Эмбриология поэзии

Wer nie sein Brot mit Tranen ass,

Wer nie die kummervollen Nachte

Auf seinem Bette weinend sass,

Der kennt euch nicht, ihr himmlischen Machte [211].

Здесь поэтическая ткань стиха достигает той же предельной плотности, что и в стихотворении, о котором только что шла речь. Ни одной гласной из песни не выкинешь, и все согласные служат для этой мелодии лучшим из всех возможных аккомпанементом. Слова Brot, Tranen, ass по звуку своему точно для того только и созданы, чтобы вместе войти в контрабасную жалобу первой строчки. Если бы kummervollen было на один слог короче, не осуществилась бы потрясающая противоположность первой и второй строки. Последние три слова звучат могучим заключительным аккордом, точно рыдание прорвалось где‑то в валторнах и альтах. — Тютчев перевел это так:

Кто с хлебом слез своих не ел,

Кто в жизни целыми ночами

На ложе, плача, не сидел,

Тот не знаком с небесными властями.

Перевод как нельзя более точен; но не говоря уже о совершенно расхолаживающем знакомстве с властями, где же тут Brot, Tranen, и это долгое а в односложном последнем словце — тоника, к которой все предшествующее как раз и устремлялось? Стихотворение превратилось в сообщение незыблемой, но общеизвестной истины. Зато во втором четверостишии его Гёте и сам дает перевес смыслу над звуком (уже потому, наверное, что смысл этот более индивидуален, сложен, самостоятелен); звук в этой второй половине стихотворения только аккомпанирует смыслу — примерно так, как согласные гласным в его первых четырех строках:

Ihr fuhrt ins Leben uns hinein, Ihr lasst den Armen schuldig werden,

Dann tiberlasst ihr ihn der Pein: Denn alle Schuld racht sich auf Erden.

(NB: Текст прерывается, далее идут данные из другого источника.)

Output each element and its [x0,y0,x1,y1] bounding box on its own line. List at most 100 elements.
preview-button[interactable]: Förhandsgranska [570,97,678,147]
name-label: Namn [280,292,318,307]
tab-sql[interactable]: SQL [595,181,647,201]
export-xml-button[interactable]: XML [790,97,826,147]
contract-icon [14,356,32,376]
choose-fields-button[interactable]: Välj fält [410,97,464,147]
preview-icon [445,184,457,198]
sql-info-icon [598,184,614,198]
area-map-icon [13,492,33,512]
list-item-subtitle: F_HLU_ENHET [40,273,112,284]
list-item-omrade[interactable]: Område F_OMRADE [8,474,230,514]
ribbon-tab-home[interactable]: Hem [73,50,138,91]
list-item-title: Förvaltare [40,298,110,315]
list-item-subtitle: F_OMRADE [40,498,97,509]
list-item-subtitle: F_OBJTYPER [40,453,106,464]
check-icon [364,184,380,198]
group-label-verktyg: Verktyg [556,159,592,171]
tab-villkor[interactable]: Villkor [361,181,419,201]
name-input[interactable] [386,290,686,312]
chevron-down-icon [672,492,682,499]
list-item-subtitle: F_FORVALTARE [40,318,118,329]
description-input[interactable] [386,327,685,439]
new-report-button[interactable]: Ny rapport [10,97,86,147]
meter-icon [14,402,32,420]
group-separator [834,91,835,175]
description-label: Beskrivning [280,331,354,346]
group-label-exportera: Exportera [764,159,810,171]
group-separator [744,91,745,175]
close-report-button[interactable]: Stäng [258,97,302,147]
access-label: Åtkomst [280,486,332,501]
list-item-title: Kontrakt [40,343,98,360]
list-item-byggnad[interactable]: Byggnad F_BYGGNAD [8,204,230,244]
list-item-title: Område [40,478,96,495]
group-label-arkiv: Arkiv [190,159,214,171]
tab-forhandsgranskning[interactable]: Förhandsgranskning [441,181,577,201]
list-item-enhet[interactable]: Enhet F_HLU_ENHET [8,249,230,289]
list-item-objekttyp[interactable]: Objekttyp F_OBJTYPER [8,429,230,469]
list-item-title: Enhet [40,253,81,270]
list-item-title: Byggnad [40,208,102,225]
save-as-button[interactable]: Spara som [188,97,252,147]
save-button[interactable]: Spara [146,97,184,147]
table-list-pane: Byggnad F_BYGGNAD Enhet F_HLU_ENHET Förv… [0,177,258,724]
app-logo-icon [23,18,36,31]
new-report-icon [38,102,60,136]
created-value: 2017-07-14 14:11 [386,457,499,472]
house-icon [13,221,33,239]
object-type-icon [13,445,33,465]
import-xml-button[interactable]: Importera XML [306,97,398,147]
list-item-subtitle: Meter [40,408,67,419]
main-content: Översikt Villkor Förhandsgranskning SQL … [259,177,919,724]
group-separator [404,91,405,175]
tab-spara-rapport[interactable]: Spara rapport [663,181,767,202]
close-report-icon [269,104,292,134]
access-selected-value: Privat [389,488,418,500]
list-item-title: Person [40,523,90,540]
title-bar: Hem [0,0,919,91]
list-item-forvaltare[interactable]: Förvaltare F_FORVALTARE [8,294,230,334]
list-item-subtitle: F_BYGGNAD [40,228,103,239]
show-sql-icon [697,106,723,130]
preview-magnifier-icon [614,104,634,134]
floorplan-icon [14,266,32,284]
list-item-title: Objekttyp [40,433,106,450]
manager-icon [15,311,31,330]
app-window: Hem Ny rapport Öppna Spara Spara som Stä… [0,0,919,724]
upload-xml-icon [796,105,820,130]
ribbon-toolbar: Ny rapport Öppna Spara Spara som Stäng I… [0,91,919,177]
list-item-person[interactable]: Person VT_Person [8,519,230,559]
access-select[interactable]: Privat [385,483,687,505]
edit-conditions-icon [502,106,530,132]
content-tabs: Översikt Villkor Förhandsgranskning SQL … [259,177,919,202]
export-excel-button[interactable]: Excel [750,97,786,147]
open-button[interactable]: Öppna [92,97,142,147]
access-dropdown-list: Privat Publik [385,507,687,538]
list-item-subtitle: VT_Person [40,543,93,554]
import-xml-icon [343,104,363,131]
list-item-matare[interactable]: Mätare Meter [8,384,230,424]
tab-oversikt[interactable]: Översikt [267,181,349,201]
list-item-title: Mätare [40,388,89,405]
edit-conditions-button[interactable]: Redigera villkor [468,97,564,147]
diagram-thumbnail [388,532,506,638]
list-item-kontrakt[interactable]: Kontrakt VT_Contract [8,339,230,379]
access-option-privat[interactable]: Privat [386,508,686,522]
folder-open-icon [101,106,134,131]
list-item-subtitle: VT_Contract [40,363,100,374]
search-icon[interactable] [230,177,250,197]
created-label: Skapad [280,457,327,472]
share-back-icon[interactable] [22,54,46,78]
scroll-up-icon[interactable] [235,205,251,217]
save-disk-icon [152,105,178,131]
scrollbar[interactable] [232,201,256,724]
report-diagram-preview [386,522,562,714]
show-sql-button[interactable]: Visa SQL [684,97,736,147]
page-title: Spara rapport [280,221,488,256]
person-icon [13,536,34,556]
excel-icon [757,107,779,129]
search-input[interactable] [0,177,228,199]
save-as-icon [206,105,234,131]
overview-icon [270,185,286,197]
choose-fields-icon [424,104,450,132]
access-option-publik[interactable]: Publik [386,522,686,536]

Тютчев перевел это второе четверостишие гораздо приемлемее для тех, кто знает подлинник, чем первое (хоть и с менее буквальной точностью):

Они нас в бытие манят —

Заводят слабость в преступленья,

И после муками казнят:

Нет на земли проступка без отмщенья!

Это хороший перевод, такой же хороший, как упомянутые мной переводы Маршака, — и к тому же приподнятый прикосновением тютчевского гения («в бытие манят», «нет на земли»). Это прекрасный перевод прекрасных, но переводимых еще стихов.

Совершенное слияние звука и смысла — не правило, не «требованье» и вообще не что‑то, чего можно достигнуть сознательно его ища. И оно совсем не принадлежит, с другой стороны, одной только «высокой» лирике, образцы которой мы до сих пор приводили. Есть четверостишие Гёте в «Западно- восточном Диване», где оно обнаруживается в одном только слове, и то не в мелодии или гармонии этого слова (т. е. не в звуках, из которых оно состоит), а лишь в силе того ударения, которое в результате места, занимаемого им в стихе, падает на его первый слог:

Ist's moglich, dass ich, Liebchen, dich kose, Vernehme der gotdichen Stimme Schall? Unmoglich scheint immer die Rose, Unbegreiflich die Nachtigall [212].

Начало вовсе не так замечательно. Вторая строка по звуку годилась бы скорей, если бы речь шла о голосе самого Аллаха, а не о голосе возлюбленной. Третья безупречна, но волнения не вызывает. Искра, от которой загорается стихотворение — длинное слово unbegreiflich, которое целиком, после огромной силы ударения на un, падает, летит в провал глубокого, радостного вздоха.